Deux baleines à bosse ont établi un record migratoire en parcourant 14 200 kilomètres entre le Brésil et l’Australie, selon une étude publiée dans la revue Royal Society Open Science.

La découverte, dirigée par la biologiste Cristina Castro de la Pacific Whale Foundation, documente pour la première fois un déplacement entre deux zones de reproduction séparées par des bassins océaniques entiers.

Identification unique

Chaque baleine à bosse possède un motif unique sur la partie inférieure de sa queue, équivalent à une empreinte digitale. Les chercheurs ont analysé 19 283 photographies prises entre 1984 et 2005 en Australie et en Amérique latine à l’aide d’algorithmes de reconnaissance d’images, vérifiant les correspondances visuelles.

  • Une baleine a été vue en 2007 dans la baie de Hervey (Australie) et est réapparue en 2019 au large de São Paulo (Brésil).
  • L’autre a été photographiée en 2003 à Bahia (Brésil) et redétectée en 2025 dans la baie de Hervey, à 15 100 km de distance.

Comparaison avec les records précédents

Le record précédent était détenu par une baleine à bosse qui avait parcouru 13 046 km entre la Colombie et Zanzibar.

Ce nouveau record dépasse largement les distances connues et soulève des questions sur la flexibilité des routes migratoires.

Hypothèses sur le comportement

Les chercheurs suggèrent plusieurs explications pour ces voyages exceptionnels :

  • Changements océanographiques qui modifient les corridors migratoires.
  • Perturbations dans les zones d’origine, qui poussent à explorer de nouvelles zones.
  • Disponibilité de nourriture, qui pourrait motiver des détours.
  • Possibles échanges historiques plus fréquents qu’on ne le pensait.
Les baleines à bosse battent un record migratoire avec des voyages de plus de 14 000 kilomètres entre le Brésil et l'Australie. Photo : El Mundo.
Les baleines à bosse battent un record migratoire avec des voyages de plus de 14 000 kilomètres entre le Brésil et l’Australie. Photo : El Mundo.

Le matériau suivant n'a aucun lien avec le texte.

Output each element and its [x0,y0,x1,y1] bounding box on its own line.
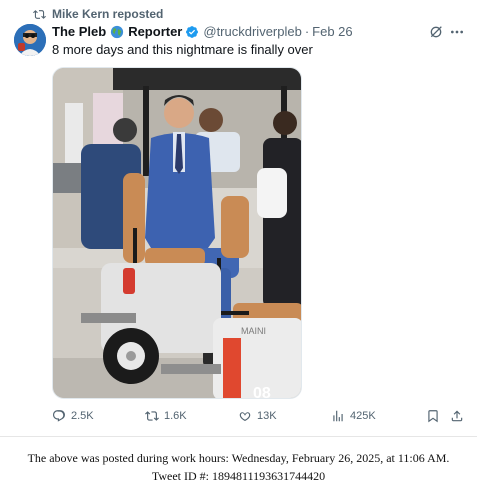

Impact sur la diversité génétique et culturelle

Ces mouvements pourraient favoriser la diversité génétique des populations de baleines à bosse et également influencer leur chant, considéré comme une forme de culture animale :

  • Les mâles produisent des chants longs et complexes.
  • Une nouvelle “phrase musicale” peut se propager dans toute la population en une saison.
  • L’échange entre zones de reproduction pourrait introduire des variations culturelles inédites.

Caractéristiques de la migration des baleines à bosse

  • Distances colossales : entre 5 000 et 8 000 km par trajet, avec des records supérieurs à 10 000 km.
  • Nutrition vs. reproduction : elles se nourrissent dans les eaux froides polaires pendant l’été et se reproduisent dans les eaux chaudes tropicales en hiver.
  • Routes océaniques : elles suivent des corridors côtiers qui croisent souvent le trafic maritime, augmentant les risques.
  • Apprentissage culturel : les mères enseignent les routes à leurs petits, transmettant des connaissances vitales.

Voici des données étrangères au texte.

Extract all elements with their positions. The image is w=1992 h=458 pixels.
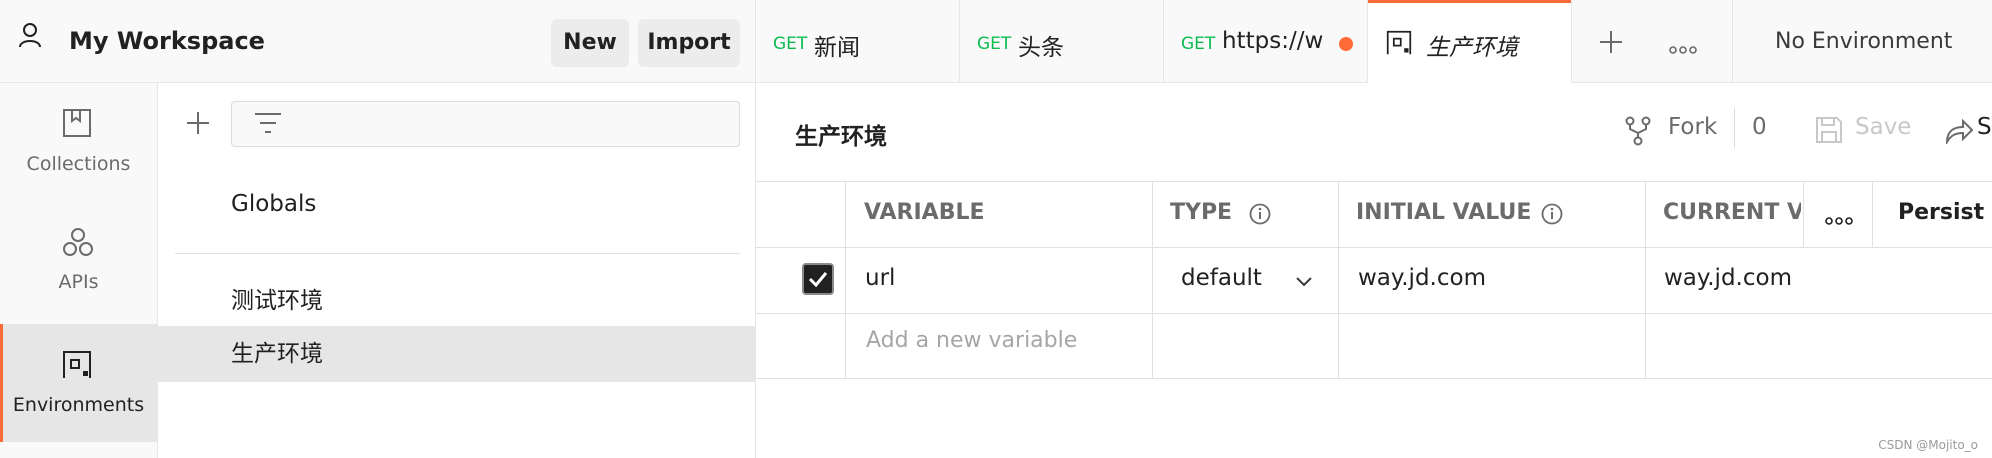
env-item-globals[interactable]: Globals [158, 191, 755, 217]
environments-icon [62, 350, 92, 384]
tab-name: https://w [1222, 28, 1324, 54]
divider [756, 247, 1992, 248]
fork-count: 0 [1752, 114, 1767, 140]
page-title: 生产环境 [795, 124, 887, 150]
search-input[interactable] [231, 101, 740, 147]
initial-value-cell[interactable]: way.jd.com [1358, 265, 1486, 291]
column-header-initial-value: INITIAL VALUE [1356, 200, 1532, 225]
tab-method: GET [977, 34, 1012, 54]
divider [1872, 181, 1873, 247]
type-select[interactable]: default [1181, 265, 1262, 291]
tab-method: GET [1181, 34, 1216, 54]
divider [1732, 0, 1733, 83]
fork-icon[interactable] [1625, 116, 1651, 150]
divider [1645, 181, 1646, 379]
column-options-icon[interactable] [1825, 210, 1853, 229]
env-item-test[interactable]: 测试环境 [158, 281, 755, 315]
collections-icon [62, 108, 92, 142]
divider [175, 253, 740, 254]
sidebar-item-environments[interactable]: Environments [0, 324, 157, 442]
divider [756, 181, 1992, 182]
more-icon[interactable] [1669, 39, 1697, 58]
watermark: CSDN @Mojito_o [1878, 438, 1978, 452]
unsaved-dot [1339, 37, 1353, 51]
divider [1803, 181, 1804, 247]
import-button[interactable]: Import [638, 19, 740, 67]
save-button[interactable]: Save [1855, 114, 1911, 140]
tab-name: 头条 [1018, 35, 1064, 61]
current-value-cell[interactable]: way.jd.com [1664, 265, 1792, 291]
divider [1734, 108, 1735, 148]
tab-news[interactable]: GET 新闻 [756, 0, 960, 83]
sidebar-item-label: Collections [26, 153, 131, 175]
add-icon[interactable] [186, 111, 210, 139]
sidebar-item-collections[interactable]: Collections [0, 83, 157, 201]
variable-cell[interactable]: url [865, 265, 895, 291]
tab-method: GET [773, 34, 808, 54]
environments-icon [1386, 30, 1412, 60]
env-item-production[interactable]: 生产环境 [158, 326, 755, 382]
tab-headlines[interactable]: GET 头条 [960, 0, 1164, 83]
row-enabled-checkbox[interactable] [802, 263, 834, 295]
divider [845, 181, 846, 379]
workspace-title[interactable]: My Workspace [69, 27, 265, 55]
sidebar-item-label: APIs [58, 271, 99, 293]
tab-url[interactable]: GET https://w [1164, 0, 1368, 83]
new-tab-icon[interactable] [1599, 30, 1623, 58]
column-header-type: TYPE [1170, 200, 1233, 225]
filter-icon[interactable] [254, 111, 282, 139]
environment-selector[interactable]: No Environment [1775, 29, 1952, 54]
tab-production-env[interactable]: 生产环境 [1368, 0, 1572, 83]
chevron-down-icon[interactable] [1295, 273, 1313, 292]
sidebar: Collections APIs Environments [0, 83, 158, 458]
divider [756, 313, 1992, 314]
sidebar-item-apis[interactable]: APIs [0, 201, 157, 319]
sidebar-item-label: Environments [12, 394, 145, 416]
tab-name: 生产环境 [1426, 35, 1518, 61]
new-button[interactable]: New [551, 19, 629, 67]
persist-all-button[interactable]: Persist A [1898, 200, 1992, 225]
fork-button[interactable]: Fork [1668, 114, 1717, 140]
column-header-variable: VARIABLE [864, 200, 985, 225]
info-icon[interactable] [1249, 203, 1271, 229]
column-header-current-value: CURRENT VA [1663, 200, 1801, 225]
add-variable-input[interactable]: Add a new variable [866, 328, 1077, 353]
apis-icon [62, 227, 94, 261]
tab-name: 新闻 [814, 35, 860, 61]
user-icon[interactable] [18, 22, 42, 52]
share-icon[interactable] [1945, 118, 1974, 148]
tab-bar: GET 新闻 GET 头条 GET https://w 生产环境 No Envi… [756, 0, 1992, 83]
share-button[interactable]: S [1977, 114, 1992, 140]
info-icon[interactable] [1541, 203, 1563, 229]
save-icon [1815, 116, 1843, 148]
divider [1338, 181, 1339, 379]
divider [1152, 181, 1153, 379]
divider [756, 378, 1992, 379]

Le voyage record de ces baleines à bosse entre le Brésil et l’Australie redéfinit ce que nous savons sur la migration des cétacés.

Au-delà de l’exploit physique, la découverte ouvre de nouvelles perspectives sur la résilience, la diversité génétique et la culture animale, montrant comment les océans continuent de garder des secrets sur la vie de leurs géants.